When he returned from the war he began working in the prison service.

Hertfordshire senior coroner Geoffrey Sullivan said Mr Carter had been dealing with struggles at work, and although doctors noted in 2004 he had suicidal thoughts, these stopped once he was reinstated at work.

Mr Carter worked at HMP The Mount Prison in Bovingdon and made friends with another prison officer, Hitesh Dodhia.

The two eventually moved on to work in different prisons but kept in contact via Facebook and text message.

Last year, Mr Dodhia learnt of Mr Carter’s marriage breakdown and that his wife had asked for a divorce.

Mr Dodhia tried to meet up with him on a number of occasions to offer support.

He spoke of one time in his witness statement when Mr Carter said could not meet him because he had been sleeping in his car.

Mr Dodhia said: “He eventually came to see me, but he was quite agitated and hadn’t eaten or drunk.”

Mr Carter told his friend several times that he had made his wife and two children’s lives a misery.

Despite his marriage breakdown, Mr Carter continued to live in the family home in St Albans and moved jobs to be a highways manager in South Mimms.

On September 16 last year Mrs Carter returned home at around 7pm.

She saw that Mr Carter was in the garden shed, which was normal.

She then went to bed as usual. She woke up at around 4.45am the next day but saw the light was still on in the shed.

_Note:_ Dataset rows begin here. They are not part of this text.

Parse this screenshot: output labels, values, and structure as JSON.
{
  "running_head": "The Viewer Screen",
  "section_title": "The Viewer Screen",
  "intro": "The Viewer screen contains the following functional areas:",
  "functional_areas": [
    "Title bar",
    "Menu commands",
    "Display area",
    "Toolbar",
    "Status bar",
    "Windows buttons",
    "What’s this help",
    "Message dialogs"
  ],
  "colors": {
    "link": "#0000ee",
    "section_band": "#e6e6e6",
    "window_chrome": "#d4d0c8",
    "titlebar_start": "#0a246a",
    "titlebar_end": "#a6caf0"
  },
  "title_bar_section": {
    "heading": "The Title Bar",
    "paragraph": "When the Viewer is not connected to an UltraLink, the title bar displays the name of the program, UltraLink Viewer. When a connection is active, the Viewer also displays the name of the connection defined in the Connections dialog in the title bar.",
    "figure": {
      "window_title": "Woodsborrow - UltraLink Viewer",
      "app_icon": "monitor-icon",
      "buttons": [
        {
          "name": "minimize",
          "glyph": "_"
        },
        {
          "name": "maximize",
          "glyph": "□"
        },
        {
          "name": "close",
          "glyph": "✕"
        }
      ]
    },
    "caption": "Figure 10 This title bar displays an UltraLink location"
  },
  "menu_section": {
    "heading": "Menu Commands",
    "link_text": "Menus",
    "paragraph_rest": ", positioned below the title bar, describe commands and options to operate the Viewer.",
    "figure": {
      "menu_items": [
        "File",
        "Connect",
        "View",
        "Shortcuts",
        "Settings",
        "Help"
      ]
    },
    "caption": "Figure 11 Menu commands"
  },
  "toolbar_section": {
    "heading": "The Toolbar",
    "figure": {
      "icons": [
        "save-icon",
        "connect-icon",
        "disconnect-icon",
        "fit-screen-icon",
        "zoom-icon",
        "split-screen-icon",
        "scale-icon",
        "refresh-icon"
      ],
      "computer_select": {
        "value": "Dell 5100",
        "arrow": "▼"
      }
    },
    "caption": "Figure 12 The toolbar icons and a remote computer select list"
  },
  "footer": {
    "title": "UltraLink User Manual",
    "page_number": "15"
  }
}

Worried, she decided to call the police.

When police arrived, they found Mr Carter hanged in the garden shed. He was pronounced dead.

Text messages were recovered from his mobile phone during the police investigation which showed that Mr Carter had texted his wife Penelope the evening before, at around 5pm.

He wrote: “I love you with all my heart. I can’t live without you”, and added, “I’m sorry for everything I did”.

She replied saying: “At least you’re getting the help now to sort you out.”

Mr Sullivan said the cause of Mr Carter’s death as asphyxiation and concluded he had committed suicide.